Mais la principale raison, c’est que les élus ne sont plus aux commandes. Après quelques frasques ou fautes de certains d’entre eux qui ont creusé des déficits parfois de plusieurs dizaines de millions d’euros dans les SEM qu’ils « dirigeaient », comme Philippe Naillet à la SODIAC pour ne parler que du plus récent, ou de certains directeurs généraux comme à la SIDR ou à la SODEGIS, les élus ont ouvert la porte, on pourrait même parler de boulevard, à deux organismes qui ont désormais la mainmise sur les opérateurs du logement social.

Avant, la CDC (Caisse des Dépôts et Consignation) n’était que la banque des collectivités et des SEM à qui ces dernières empruntaient les sommes nécessaires aux études et aux constructions. La CDC siégeait aux conseils d’administration comme tous les autres administrateurs. Sans plus. Les élus restaient les décideurs. Et les risques reposaient sur les épaules des collectivités qui décidaient et cautionnaient les emprunts.

Aujourd’hui CDC Habitat, filiale de la CDC, elle-même émanation de l’Etat, possède et dirige plusieurs SEM à La Réunion (SODIAC, SIDR, SEMADER) et siège dans les autres conseils d’administration des SEM.

Action Logement, émanation du patronat, possède la SHLMR et joue un rôle important à la SEDRE. Le cas est moins grave pour Action Logement, les rapports de l’ANCOLS, un organisme de contrôle national n’ayant détecté aucun dysfonctionnement important à la SHLMR.

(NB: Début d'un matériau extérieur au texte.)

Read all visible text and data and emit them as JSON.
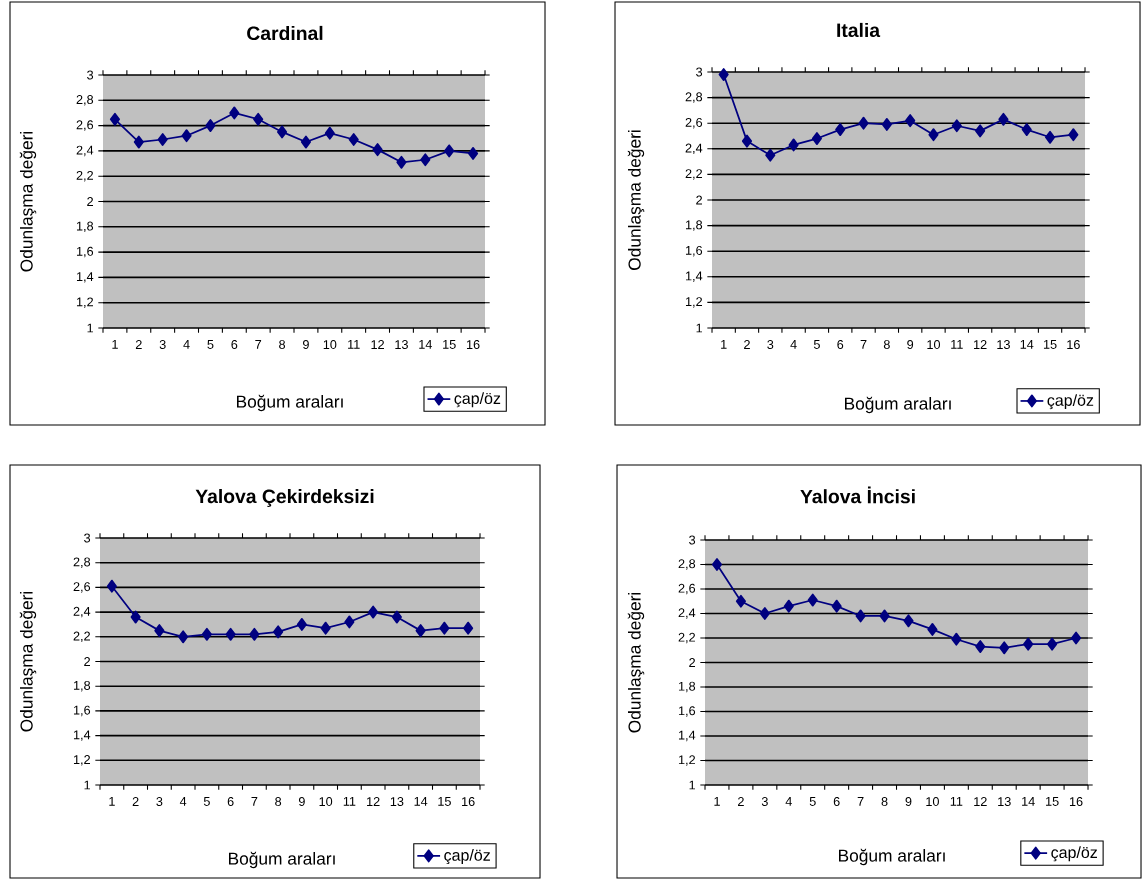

Les élus mis sur la touche

Les élus, jadis grands décideurs et créateurs des SEM se sont vus dépossédés et mis sur la banc de touche. Aujourd’hui, ils ont le titre de président(e)s et comptent les quelques jetons de présence qui leur restent, avant qu’ils ne disparaissent comme c’est déjà le cas à la SODIAC.

Je ne vais pas me lamenter sur leur sort, eux qui ont largement profité d’indemnités de PDG, de voitures de fonction et de voyages en classe business. Mais aujourd’hui, rien n’a changé pour les familles qui ont besoin d’un logement. Elles n’en ont pas. Pire : de moins en moins de logements sociaux sont construits tous les ans. Pourtant l’Etat finance toujours la LBU (Ligne Budgétaire Unique) et les élus leur promettent un toit à chaque campagne électorale.

Qu’y a-t-il de si différent ?

Aujourd’hui, la banque (CDC) a acheté les SEM pour une bouchée de pain, suite à leurs déconfitures financières. Et donc, elle se prête à elle-même de l’argent pour financer le logement social. Au passage, elle se rémunère, vote ses décisions elle-même (les élus maintenant minoritaires qui siègent au CA n’ont aucun pouvoir de blocage mais les collectivités continuent à se porter caution donc à endosser les risques), et s’octroie les voitures, les indemnités et les voyages. Et aucun élu ne trouve à redire à cela car chaque collectivité a besoin d’emprunter. Personne ne veut se fâcher avec sa banque.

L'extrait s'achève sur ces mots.